И Сашка-главбух побежал набивать огромный мешок апельсинами, какими-то салфетками со столов, которые ему пихали девчонки из финансового департамента, и Рауф, технолог по нефтегазу, побежал к своим – ребята из Альметьевска начали снимать пиджаки, запихивать в мешок… А я подошел к Валерии Игоревне и положил мешок перед ней:

– Полезай.

– Я?

– Быстро!

– Ты сумасшедший?

– Да.

Мешок ей на голову, на плечо, и на счет «двенадцать» я уже стоял посреди зала. Затейник охнул и перестал орать. Вовчик удивился. Удивились все. Только Валерия Игоревна беззвучно хохотала.

В мешке.

На моем плече.

10

Такси остановилось недалеко от ее дома. Мы вышли. Легкий снег наполнял желтые лучи фонарей какой-то тихой, кружащейся радостью. Было слышно, как шепчут снежинки, раскрашивая город всеми оттенками предновогоднего белого счастья.

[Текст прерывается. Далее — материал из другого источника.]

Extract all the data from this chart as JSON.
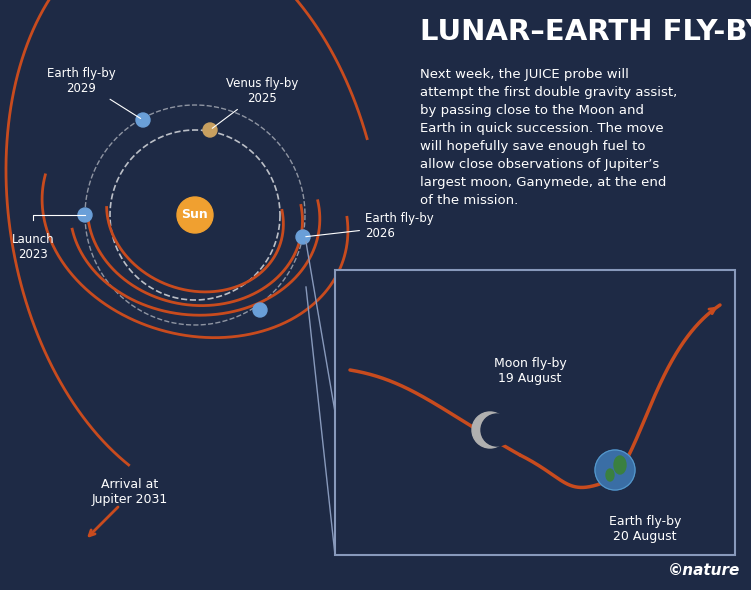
{
  "bg_color": "#1e2a45",
  "orbit_color": "#c84b1e",
  "orbit_lw": 2.0,
  "dashed_orbit_color": "#ffffff",
  "sun_color": "#f0a030",
  "earth_color": "#6a9fd8",
  "venus_color": "#c8a060",
  "text_color": "#ffffff",
  "title": "LUNAR–EARTH FLY-BY",
  "subtitle_lines": [
    "Next week, the JUICE probe will",
    "attempt the first double gravity assist,",
    "by passing close to the Moon and",
    "Earth in quick succession. The move",
    "will hopefully save enough fuel to",
    "allow close observations of Jupiter’s",
    "largest moon, Ganymede, at the end",
    "of the mission."
  ],
  "nature_credit": "©nature",
  "labels": {
    "earth_flyby_2029": "Earth fly-by\n2029",
    "venus_flyby_2025": "Venus fly-by\n2025",
    "launch_2023": "Launch\n2023",
    "earth_flyby_2026": "Earth fly-by\n2026",
    "sun": "Sun",
    "moon_flyby": "Moon fly-by\n19 August",
    "earth_flyby_aug": "Earth fly-by\n20 August",
    "arrival_jupiter": "Arrival at\nJupiter 2031"
  },
  "box_color": "#2a3a5a",
  "box_edge_color": "#8899bb"
}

– Ты сумасшедший. А я пьяная. А ты – су-ма-сшед-ший Гришка.

Ее шубка пахла духами.

На остановке какая-то женщина поддерживала очень толстого дядьку:

– Сережа. Как ты, Сережа?

– Все хорошо, мама.

– Сережа? Может, «скорую»?

Вдруг мужик айкнул и завалился на снег.

– Се-ре-жа! Сереженька! Люди!

Мы бежали к ним.

– Гришка! Сделай же что-нибудь!

Мужик быстро темнел, становился бурым, потом фиолетовым, я все пытался запустить его сердце, дышал его свекольным запахом, его слюнями, давил на грудину, от меня шел пар, я слышал все через вату в ушах, визг женщины, Лера что-то кричала в мобильник, снег таял на моей шее и потом перестал таять на лице Сергея…

– Ничего, ребята. Вы ничего не могли сделать. – Врач был спокоен как удав. – Ничего. Так бывает. Ладно. Мы его заберем. Поможете поднять. Он страшно тяжелый.